London, UK - Jupiter Fund Management shares took a hit after the group announced that its net outflows for 2023 were more severe than initially anticipated. As of 0809 GMT, shares had dropped by 11.0 pence, or 12%, to 77.5 pence.
In a statement released on Tuesday, the London-listed money manager revealed that net outflows for the year ended December 31 are projected to reach £2.2 billion ($2.80 billion). Although the company had previously warned of modest net outflows, it experienced a larger-than-expected blow due to a delay in institutional mandates funding and weakened retail sentiment in October and November.
Despite these challenges, the company's assets under management at the year-end stood at £52.2 billion, compared to £50.2 billion at the end of 2022. This increase was attributed to a £4.2 billion gain from market and other movements during the 12-month period.

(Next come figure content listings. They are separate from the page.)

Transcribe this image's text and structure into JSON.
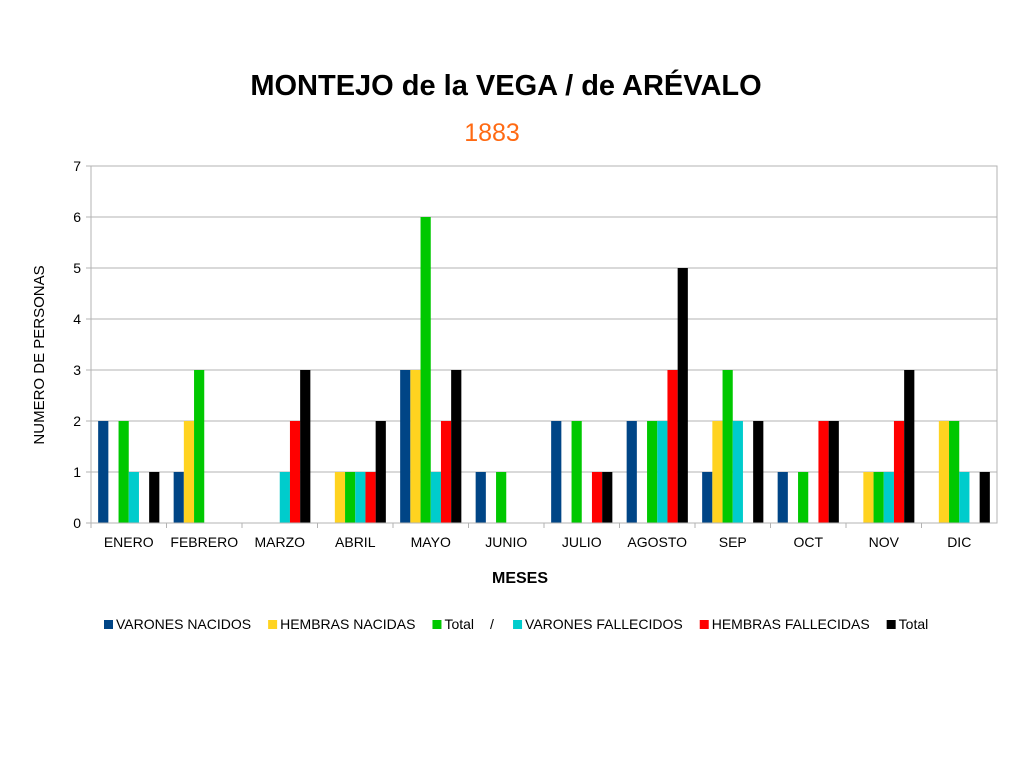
{
  "chart_data": {
    "type": "bar",
    "title": "MONTEJO de la VEGA / de ARÉVALO",
    "subtitle": "1883",
    "xlabel": "MESES",
    "ylabel": "NUMERO DE PERSONAS",
    "ylim": [
      0,
      7
    ],
    "yticks": [
      "0",
      "1",
      "2",
      "3",
      "4",
      "5",
      "6",
      "7"
    ],
    "grid": true,
    "legend_position": "bottom",
    "legend_separator": "/",
    "categories": [
      "ENERO",
      "FEBRERO",
      "MARZO",
      "ABRIL",
      "MAYO",
      "JUNIO",
      "JULIO",
      "AGOSTO",
      "SEP",
      "OCT",
      "NOV",
      "DIC"
    ],
    "series": [
      {
        "name": "VARONES NACIDOS",
        "color": "#004586",
        "values": [
          2,
          1,
          0,
          0,
          3,
          1,
          2,
          2,
          1,
          1,
          0,
          0
        ]
      },
      {
        "name": "HEMBRAS NACIDAS",
        "color": "#ffd320",
        "values": [
          0,
          2,
          0,
          1,
          3,
          0,
          0,
          0,
          2,
          0,
          1,
          2
        ]
      },
      {
        "name": "Total",
        "color": "#00c800",
        "values": [
          2,
          3,
          0,
          1,
          6,
          1,
          2,
          2,
          3,
          1,
          1,
          2
        ]
      },
      {
        "name": "VARONES FALLECIDOS",
        "color": "#00cccc",
        "values": [
          1,
          0,
          1,
          1,
          1,
          0,
          0,
          2,
          2,
          0,
          1,
          1
        ]
      },
      {
        "name": "HEMBRAS FALLECIDAS",
        "color": "#ff0000",
        "values": [
          0,
          0,
          2,
          1,
          2,
          0,
          1,
          3,
          0,
          2,
          2,
          0
        ]
      },
      {
        "name": "Total",
        "color": "#000000",
        "values": [
          1,
          0,
          3,
          2,
          3,
          0,
          1,
          5,
          2,
          2,
          3,
          1
        ]
      }
    ]
  }
}
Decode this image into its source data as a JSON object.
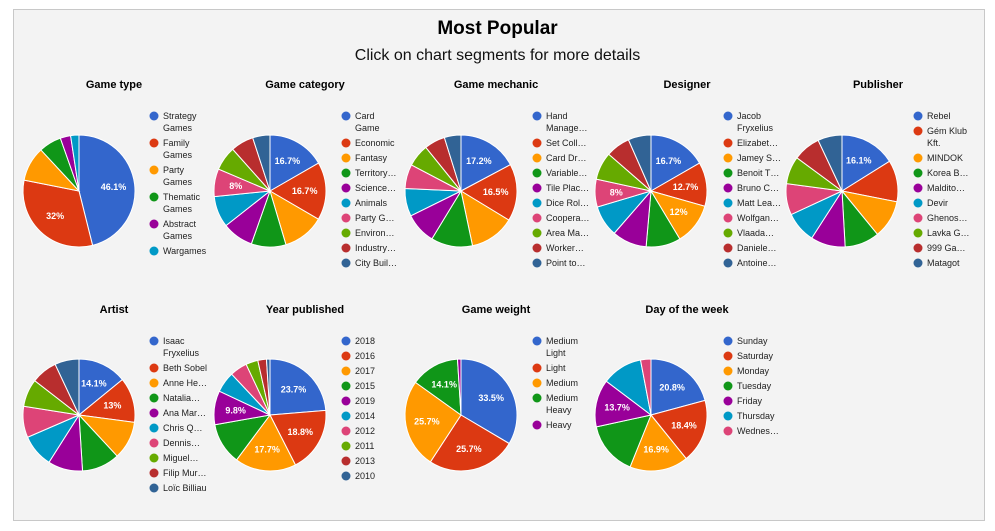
{
  "title": "Most Popular",
  "subtitle": "Click on chart segments for more details",
  "chart_data": [
    {
      "type": "pie",
      "title": "Game type",
      "legend_position": "right",
      "categories": [
        "Strategy Games",
        "Family Games",
        "Party Games",
        "Thematic Games",
        "Abstract Games",
        "Wargames"
      ],
      "legend_labels": [
        [
          "Strategy",
          "Games"
        ],
        [
          "Family",
          "Games"
        ],
        [
          "Party",
          "Games"
        ],
        [
          "Thematic",
          "Games"
        ],
        [
          "Abstract",
          "Games"
        ],
        [
          "Wargames"
        ]
      ],
      "values": [
        46.1,
        32,
        10,
        6.5,
        3,
        2.4
      ],
      "slice_labels": [
        "46.1%",
        "32%",
        "",
        "",
        "",
        ""
      ],
      "colors": [
        "#3366cc",
        "#dc3912",
        "#ff9900",
        "#109618",
        "#990099",
        "#0099c6"
      ]
    },
    {
      "type": "pie",
      "title": "Game category",
      "legend_position": "right",
      "categories": [
        "Card Game",
        "Economic",
        "Fantasy",
        "Territory…",
        "Science…",
        "Animals",
        "Party G…",
        "Environ…",
        "Industry…",
        "City Buil…"
      ],
      "legend_labels": [
        [
          "Card",
          "Game"
        ],
        [
          "Economic"
        ],
        [
          "Fantasy"
        ],
        [
          "Territory…"
        ],
        [
          "Science…"
        ],
        [
          "Animals"
        ],
        [
          "Party G…"
        ],
        [
          "Environ…"
        ],
        [
          "Industry…"
        ],
        [
          "City Buil…"
        ]
      ],
      "values": [
        16.7,
        16.7,
        12,
        10,
        9,
        9,
        8,
        7,
        6.6,
        5
      ],
      "slice_labels": [
        "16.7%",
        "16.7%",
        "",
        "",
        "",
        "",
        "8%",
        "",
        "",
        ""
      ],
      "colors": [
        "#3366cc",
        "#dc3912",
        "#ff9900",
        "#109618",
        "#990099",
        "#0099c6",
        "#dd4477",
        "#66aa00",
        "#b82e2e",
        "#316395"
      ]
    },
    {
      "type": "pie",
      "title": "Game mechanic",
      "legend_position": "right",
      "categories": [
        "Hand Manage…",
        "Set Coll…",
        "Card Dr…",
        "Variable…",
        "Tile Plac…",
        "Dice Rol…",
        "Coopera…",
        "Area Ma…",
        "Worker…",
        "Point to…"
      ],
      "legend_labels": [
        [
          "Hand",
          "Manage…"
        ],
        [
          "Set Coll…"
        ],
        [
          "Card Dr…"
        ],
        [
          "Variable…"
        ],
        [
          "Tile Plac…"
        ],
        [
          "Dice Rol…"
        ],
        [
          "Coopera…"
        ],
        [
          "Area Ma…"
        ],
        [
          "Worker…"
        ],
        [
          "Point to…"
        ]
      ],
      "values": [
        17.2,
        16.5,
        13,
        12,
        9,
        8,
        7,
        6.5,
        6,
        4.8
      ],
      "slice_labels": [
        "17.2%",
        "16.5%",
        "",
        "",
        "",
        "",
        "",
        "",
        "",
        ""
      ],
      "colors": [
        "#3366cc",
        "#dc3912",
        "#ff9900",
        "#109618",
        "#990099",
        "#0099c6",
        "#dd4477",
        "#66aa00",
        "#b82e2e",
        "#316395"
      ]
    },
    {
      "type": "pie",
      "title": "Designer",
      "legend_position": "right",
      "categories": [
        "Jacob Fryxelius",
        "Elizabet…",
        "Jamey S…",
        "Benoit T…",
        "Bruno C…",
        "Matt Lea…",
        "Wolfgan…",
        "Vlaada…",
        "Daniele…",
        "Antoine…"
      ],
      "legend_labels": [
        [
          "Jacob",
          "Fryxelius"
        ],
        [
          "Elizabet…"
        ],
        [
          "Jamey S…"
        ],
        [
          "Benoit T…"
        ],
        [
          "Bruno C…"
        ],
        [
          "Matt Lea…"
        ],
        [
          "Wolfgan…"
        ],
        [
          "Vlaada…"
        ],
        [
          "Daniele…"
        ],
        [
          "Antoine…"
        ]
      ],
      "values": [
        16.7,
        12.7,
        12,
        10,
        10,
        9,
        8,
        8,
        7,
        6.6
      ],
      "slice_labels": [
        "16.7%",
        "12.7%",
        "12%",
        "",
        "",
        "",
        "8%",
        "",
        "",
        ""
      ],
      "colors": [
        "#3366cc",
        "#dc3912",
        "#ff9900",
        "#109618",
        "#990099",
        "#0099c6",
        "#dd4477",
        "#66aa00",
        "#b82e2e",
        "#316395"
      ]
    },
    {
      "type": "pie",
      "title": "Publisher",
      "legend_position": "right",
      "categories": [
        "Rebel",
        "Gém Klub Kft.",
        "MINDOK",
        "Korea B…",
        "Maldito…",
        "Devir",
        "Ghenos…",
        "Lavka G…",
        "999 Ga…",
        "Matagot"
      ],
      "legend_labels": [
        [
          "Rebel"
        ],
        [
          "Gém Klub",
          "Kft."
        ],
        [
          "MINDOK"
        ],
        [
          "Korea B…"
        ],
        [
          "Maldito…"
        ],
        [
          "Devir"
        ],
        [
          "Ghenos…"
        ],
        [
          "Lavka G…"
        ],
        [
          "999 Ga…"
        ],
        [
          "Matagot"
        ]
      ],
      "values": [
        16.1,
        12,
        11,
        10,
        10,
        9,
        9,
        8,
        7.9,
        7
      ],
      "slice_labels": [
        "16.1%",
        "",
        "",
        "",
        "",
        "",
        "",
        "",
        "",
        ""
      ],
      "colors": [
        "#3366cc",
        "#dc3912",
        "#ff9900",
        "#109618",
        "#990099",
        "#0099c6",
        "#dd4477",
        "#66aa00",
        "#b82e2e",
        "#316395"
      ]
    },
    {
      "type": "pie",
      "title": "Artist",
      "legend_position": "right",
      "categories": [
        "Isaac Fryxelius",
        "Beth Sobel",
        "Anne He…",
        "Natalia…",
        "Ana Mar…",
        "Chris Q…",
        "Dennis…",
        "Miguel…",
        "Filip Mur…",
        "Loïc Billiau"
      ],
      "legend_labels": [
        [
          "Isaac",
          "Fryxelius"
        ],
        [
          "Beth Sobel"
        ],
        [
          "Anne He…"
        ],
        [
          "Natalia…"
        ],
        [
          "Ana Mar…"
        ],
        [
          "Chris Q…"
        ],
        [
          "Dennis…"
        ],
        [
          "Miguel…"
        ],
        [
          "Filip Mur…"
        ],
        [
          "Loïc Billiau"
        ]
      ],
      "values": [
        14.1,
        13,
        11,
        10.9,
        10,
        9.5,
        9,
        8,
        7.5,
        7
      ],
      "slice_labels": [
        "14.1%",
        "13%",
        "",
        "",
        "",
        "",
        "",
        "",
        "",
        ""
      ],
      "colors": [
        "#3366cc",
        "#dc3912",
        "#ff9900",
        "#109618",
        "#990099",
        "#0099c6",
        "#dd4477",
        "#66aa00",
        "#b82e2e",
        "#316395"
      ]
    },
    {
      "type": "pie",
      "title": "Year published",
      "legend_position": "right",
      "categories": [
        "2018",
        "2016",
        "2017",
        "2015",
        "2019",
        "2014",
        "2012",
        "2011",
        "2013",
        "2010"
      ],
      "legend_labels": [
        [
          "2018"
        ],
        [
          "2016"
        ],
        [
          "2017"
        ],
        [
          "2015"
        ],
        [
          "2019"
        ],
        [
          "2014"
        ],
        [
          "2012"
        ],
        [
          "2011"
        ],
        [
          "2013"
        ],
        [
          "2010"
        ]
      ],
      "values": [
        23.7,
        18.8,
        17.7,
        12,
        9.8,
        6,
        5,
        3.5,
        2.5,
        1
      ],
      "slice_labels": [
        "23.7%",
        "18.8%",
        "17.7%",
        "",
        "9.8%",
        "",
        "",
        "",
        "",
        ""
      ],
      "colors": [
        "#3366cc",
        "#dc3912",
        "#ff9900",
        "#109618",
        "#990099",
        "#0099c6",
        "#dd4477",
        "#66aa00",
        "#b82e2e",
        "#316395"
      ]
    },
    {
      "type": "pie",
      "title": "Game weight",
      "legend_position": "right",
      "categories": [
        "Medium Light",
        "Light",
        "Medium",
        "Medium Heavy",
        "Heavy"
      ],
      "legend_labels": [
        [
          "Medium",
          "Light"
        ],
        [
          "Light"
        ],
        [
          "Medium"
        ],
        [
          "Medium",
          "Heavy"
        ],
        [
          "Heavy"
        ]
      ],
      "values": [
        33.5,
        25.7,
        25.7,
        14.1,
        1
      ],
      "slice_labels": [
        "33.5%",
        "25.7%",
        "25.7%",
        "14.1%",
        ""
      ],
      "colors": [
        "#3366cc",
        "#dc3912",
        "#ff9900",
        "#109618",
        "#990099"
      ]
    },
    {
      "type": "pie",
      "title": "Day of the week",
      "legend_position": "right",
      "categories": [
        "Sunday",
        "Saturday",
        "Monday",
        "Tuesday",
        "Friday",
        "Thursday",
        "Wednes…"
      ],
      "legend_labels": [
        [
          "Sunday"
        ],
        [
          "Saturday"
        ],
        [
          "Monday"
        ],
        [
          "Tuesday"
        ],
        [
          "Friday"
        ],
        [
          "Thursday"
        ],
        [
          "Wednes…"
        ]
      ],
      "values": [
        20.8,
        18.4,
        16.9,
        15.5,
        13.7,
        11.7,
        3
      ],
      "slice_labels": [
        "20.8%",
        "18.4%",
        "16.9%",
        "",
        "13.7%",
        "",
        ""
      ],
      "colors": [
        "#3366cc",
        "#dc3912",
        "#ff9900",
        "#109618",
        "#990099",
        "#0099c6",
        "#dd4477"
      ]
    }
  ]
}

Jupiter Fund Management also reported that it expects to earn over £10 million in performance fees for 2023, surpassing previous guidance. The significant performance fee was propelled by one specific fund mandate. Additionally, the group highlighted that aggregate investment performance was more positive in the fourth quarter.
However, in line with accounting rules, the company stated that the revaluation of its intangible assets at the end of the year may result in some impairment of goodwill on its balance sheet. It explained that "current economic conditions and the associated increase in the cost of capital, combined with lower market valuations, have led to a lower valuation of the business as a whole in the short term."